Aux États-Unis, la justice se pose parfois des questions difficiles à comprendre pour un observateur étranger. Dernier exemple en date : un juge du Mississippi vient d’estimer que si la mère d’un enfant mort-né est une consommatrice de drogue, elle peut être poursuivie pour homicide involontaire, mais pas pour meurtre.
L’affaire remonte à 2006. Rennie Gibbs avait 16 ans et elle a donné naissance à un prématuré qui n’a jamais réussi à aspirer sa première bouffée d’air. Un jury populaire avait estimé qu’ayant fumé du crack alors qu’elle était enceinte, l’adolescente s’était rendue coupable de « deprived heart murder », un crime passible de la prison à vie que l’on pourrait traduire par « meurtre par indifférence ».
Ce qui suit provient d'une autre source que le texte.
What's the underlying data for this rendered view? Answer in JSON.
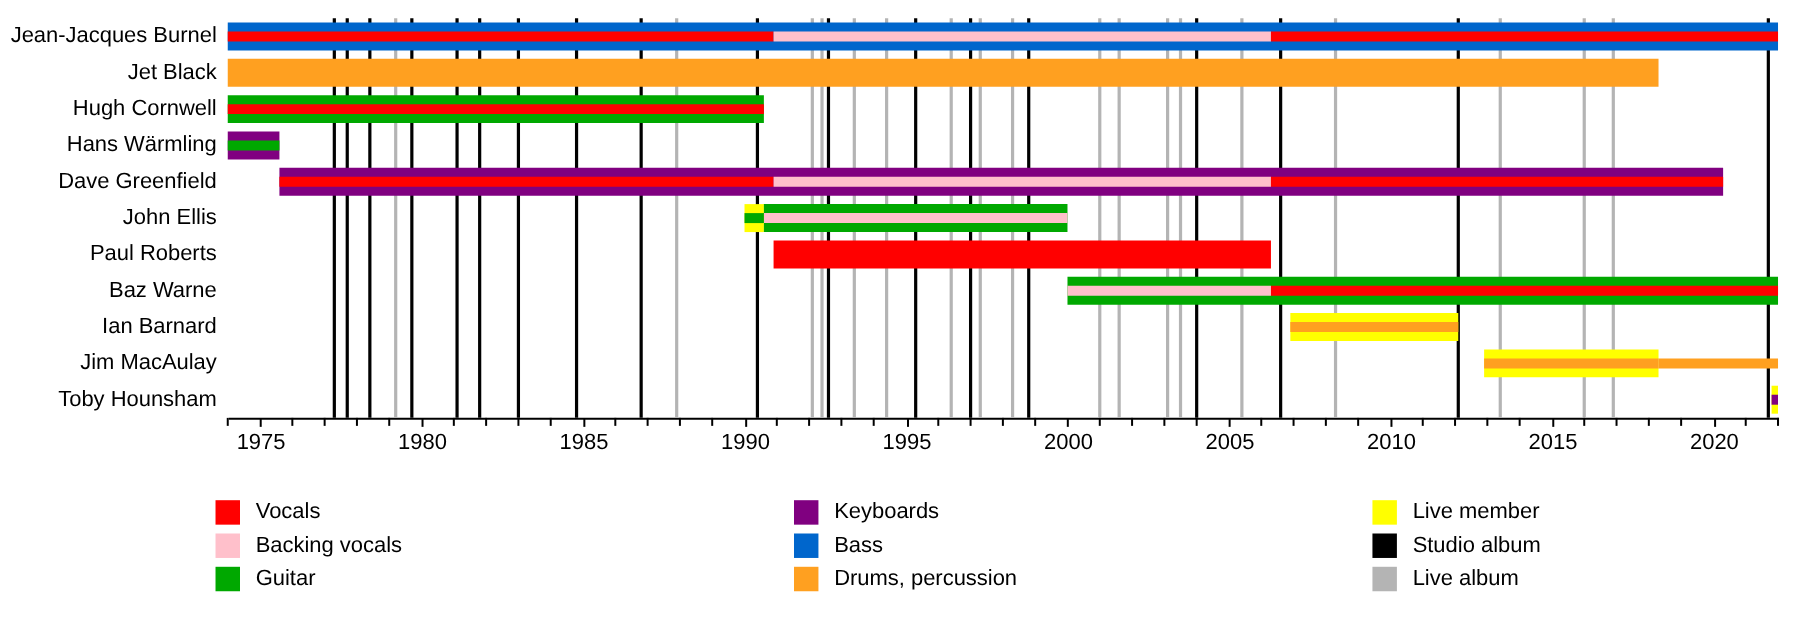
{
  "chart_data": {
    "type": "bar",
    "orientation": "horizontal",
    "legend": "bottom",
    "categories": [
      "Jean-Jacques Burnel",
      "Jet Black",
      "Hugh Cornwell",
      "Hans Wärmling",
      "Dave Greenfield",
      "John Ellis",
      "Paul Roberts",
      "Baz Warne",
      "Ian Barnard",
      "Jim MacAulay",
      "Toby Hounsham"
    ],
    "series": [
      {
        "name": "Vocals",
        "color": "#ff0000",
        "base": [
          1974,
          null,
          1974,
          null,
          1975.6,
          null,
          1990.9,
          2006.3,
          null,
          null,
          null
        ],
        "values": [
          16.9,
          null,
          16.6,
          null,
          15.3,
          null,
          15.4,
          15.7,
          null,
          null,
          null
        ]
      },
      {
        "name": "Backing vocals",
        "color": "#ffc0cb",
        "base": [
          1990.9,
          null,
          null,
          null,
          1990.9,
          1990.6,
          null,
          2000,
          null,
          null,
          null
        ],
        "values": [
          15.4,
          null,
          null,
          null,
          15.4,
          9.4,
          null,
          6.3,
          null,
          null,
          null
        ]
      },
      {
        "name": "Guitar",
        "color": "#00a800",
        "base": [
          null,
          null,
          1974,
          1974,
          null,
          1990.0,
          null,
          2000,
          null,
          null,
          null
        ],
        "values": [
          null,
          null,
          16.6,
          1.6,
          null,
          0.6,
          null,
          22,
          null,
          null,
          null
        ]
      },
      {
        "name": "Keyboards",
        "color": "#800080",
        "base": [
          null,
          null,
          null,
          1974,
          1975.6,
          null,
          null,
          null,
          null,
          null,
          2021.8
        ],
        "values": [
          null,
          null,
          null,
          1.6,
          44.7,
          null,
          null,
          null,
          null,
          null,
          0.2
        ]
      },
      {
        "name": "Bass",
        "color": "#0066cc",
        "base": [
          1974,
          null,
          null,
          null,
          null,
          null,
          null,
          null,
          null,
          null,
          null
        ],
        "values": [
          48,
          null,
          null,
          null,
          null,
          null,
          null,
          null,
          null,
          null,
          null
        ]
      },
      {
        "name": "Drums, percussion",
        "color": "#ffa020",
        "base": [
          null,
          1974,
          null,
          null,
          null,
          null,
          null,
          null,
          2006.9,
          2012.9,
          null
        ],
        "values": [
          null,
          44.3,
          null,
          null,
          null,
          null,
          null,
          null,
          5.2,
          5.4,
          null
        ]
      },
      {
        "name": "Live member",
        "color": "#ffff00",
        "base": [
          null,
          null,
          null,
          null,
          null,
          1990.0,
          null,
          null,
          2006.9,
          2012.9,
          2021.8
        ],
        "values": [
          null,
          null,
          null,
          null,
          null,
          0.6,
          null,
          null,
          5.2,
          5.4,
          0.2
        ]
      },
      {
        "color": "#ff0000",
        "base": [
          2006.3,
          null,
          null,
          null,
          2006.3,
          null,
          null,
          null,
          null,
          null,
          null
        ],
        "values": [
          15.7,
          null,
          null,
          null,
          14.0,
          null,
          null,
          null,
          null,
          null,
          null
        ]
      },
      {
        "color": "#00a800",
        "base": [
          null,
          null,
          null,
          null,
          null,
          1990.6,
          null,
          null,
          null,
          null,
          null
        ],
        "values": [
          null,
          null,
          null,
          null,
          null,
          9.4,
          null,
          null,
          null,
          null,
          null
        ]
      },
      {
        "color": "#ffa020",
        "base": [
          null,
          null,
          null,
          null,
          null,
          null,
          null,
          null,
          null,
          2018.3,
          null
        ],
        "values": [
          null,
          null,
          null,
          null,
          null,
          null,
          null,
          null,
          null,
          3.7,
          null
        ]
      }
    ],
    "xlim": [
      1974,
      2022
    ],
    "xticks": [
      {
        "value": 1974,
        "label": null
      },
      1975,
      {
        "value": 1976,
        "label": null
      },
      {
        "value": 1977,
        "label": null
      },
      {
        "value": 1978,
        "label": null
      },
      {
        "value": 1979,
        "label": null
      },
      1980,
      {
        "value": 1981,
        "label": null
      },
      {
        "value": 1982,
        "label": null
      },
      {
        "value": 1983,
        "label": null
      },
      {
        "value": 1984,
        "label": null
      },
      1985,
      {
        "value": 1986,
        "label": null
      },
      {
        "value": 1987,
        "label": null
      },
      {
        "value": 1988,
        "label": null
      },
      {
        "value": 1989,
        "label": null
      },
      1990,
      {
        "value": 1991,
        "label": null
      },
      {
        "value": 1992,
        "label": null
      },
      {
        "value": 1993,
        "label": null
      },
      {
        "value": 1994,
        "label": null
      },
      1995,
      {
        "value": 1996,
        "label": null
      },
      {
        "value": 1997,
        "label": null
      },
      {
        "value": 1998,
        "label": null
      },
      {
        "value": 1999,
        "label": null
      },
      2000,
      {
        "value": 2001,
        "label": null
      },
      {
        "value": 2002,
        "label": null
      },
      {
        "value": 2003,
        "label": null
      },
      {
        "value": 2004,
        "label": null
      },
      2005,
      {
        "value": 2006,
        "label": null
      },
      {
        "value": 2007,
        "label": null
      },
      {
        "value": 2008,
        "label": null
      },
      {
        "value": 2009,
        "label": null
      },
      2010,
      {
        "value": 2011,
        "label": null
      },
      {
        "value": 2012,
        "label": null
      },
      {
        "value": 2013,
        "label": null
      },
      {
        "value": 2014,
        "label": null
      },
      2015,
      {
        "value": 2016,
        "label": null
      },
      {
        "value": 2017,
        "label": null
      },
      {
        "value": 2018,
        "label": null
      },
      {
        "value": 2019,
        "label": null
      },
      2020,
      {
        "value": 2021,
        "label": null
      },
      {
        "value": 2022,
        "label": null
      }
    ],
    "ref_lines": [
      {
        "axis": "x",
        "value": 1977.3,
        "label": "Studio album",
        "color": "#000000"
      },
      {
        "axis": "x",
        "value": 1977.7,
        "color": "#000000"
      },
      {
        "axis": "x",
        "value": 1978.4,
        "color": "#000000"
      },
      {
        "axis": "x",
        "value": 1979.7,
        "color": "#000000"
      },
      {
        "axis": "x",
        "value": 1981.1,
        "color": "#000000"
      },
      {
        "axis": "x",
        "value": 1981.8,
        "color": "#000000"
      },
      {
        "axis": "x",
        "value": 1983.0,
        "color": "#000000"
      },
      {
        "axis": "x",
        "value": 1984.8,
        "color": "#000000"
      },
      {
        "axis": "x",
        "value": 1986.8,
        "color": "#000000"
      },
      {
        "axis": "x",
        "value": 1990.4,
        "color": "#000000"
      },
      {
        "axis": "x",
        "value": 1992.6,
        "color": "#000000"
      },
      {
        "axis": "x",
        "value": 1995.3,
        "color": "#000000"
      },
      {
        "axis": "x",
        "value": 1997.0,
        "color": "#000000"
      },
      {
        "axis": "x",
        "value": 1998.8,
        "color": "#000000"
      },
      {
        "axis": "x",
        "value": 2004.0,
        "color": "#000000"
      },
      {
        "axis": "x",
        "value": 2006.6,
        "color": "#000000"
      },
      {
        "axis": "x",
        "value": 2012.1,
        "color": "#000000"
      },
      {
        "axis": "x",
        "value": 2021.7,
        "color": "#000000"
      },
      {
        "axis": "x",
        "value": 1979.2,
        "label": "Live album",
        "color": "#b4b4b4"
      },
      {
        "axis": "x",
        "value": 1987.9,
        "color": "#b4b4b4"
      },
      {
        "axis": "x",
        "value": 1992.1,
        "color": "#b4b4b4"
      },
      {
        "axis": "x",
        "value": 1992.4,
        "color": "#b4b4b4"
      },
      {
        "axis": "x",
        "value": 1993.4,
        "color": "#b4b4b4"
      },
      {
        "axis": "x",
        "value": 1994.4,
        "color": "#b4b4b4"
      },
      {
        "axis": "x",
        "value": 1996.4,
        "color": "#b4b4b4"
      },
      {
        "axis": "x",
        "value": 1997.3,
        "color": "#b4b4b4"
      },
      {
        "axis": "x",
        "value": 1998.3,
        "color": "#b4b4b4"
      },
      {
        "axis": "x",
        "value": 2001.0,
        "color": "#b4b4b4"
      },
      {
        "axis": "x",
        "value": 2001.6,
        "color": "#b4b4b4"
      },
      {
        "axis": "x",
        "value": 2003.1,
        "color": "#b4b4b4"
      },
      {
        "axis": "x",
        "value": 2003.5,
        "color": "#b4b4b4"
      },
      {
        "axis": "x",
        "value": 2005.4,
        "color": "#b4b4b4"
      },
      {
        "axis": "x",
        "value": 2008.3,
        "color": "#b4b4b4"
      },
      {
        "axis": "x",
        "value": 2013.4,
        "color": "#b4b4b4"
      },
      {
        "axis": "x",
        "value": 2016.0,
        "color": "#b4b4b4"
      },
      {
        "axis": "x",
        "value": 2016.9,
        "color": "#b4b4b4"
      }
    ]
  }
}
Mais après plus de sept ans de bataille juridique, un juge vient d’ordonner l’abandon des charges qui pesaient contre la jeune femme. Il estime qu’au regard de la jurisprudence de la Cour suprême, la qualification de « deprived heart murder » n’est pas légale. Si le parquet désire poursuivre Mlle Gibbs, il doit engager de nouvelles poursuites pour homicide involontaire. Rennie Gibbs risquerait alors une peine maximale de 20 ans de prison.
Le problème du lien de causalité
L’affaire dépasse la question de l’usage des drogues, et est notamment liée à celle du statut de l’enfant à naître. Elle a donc vu s’opposer défenseurs des droits des femmes et opposants à l’avortement. Tout au long des sept années de procédure, une armée de militants a soutenu Rennie Gibbs, estimant que son cas reflétait une tendance de la justice américaine à considérer le fœtus comme une personne et à faire primer ses droits sur ceux de la mère.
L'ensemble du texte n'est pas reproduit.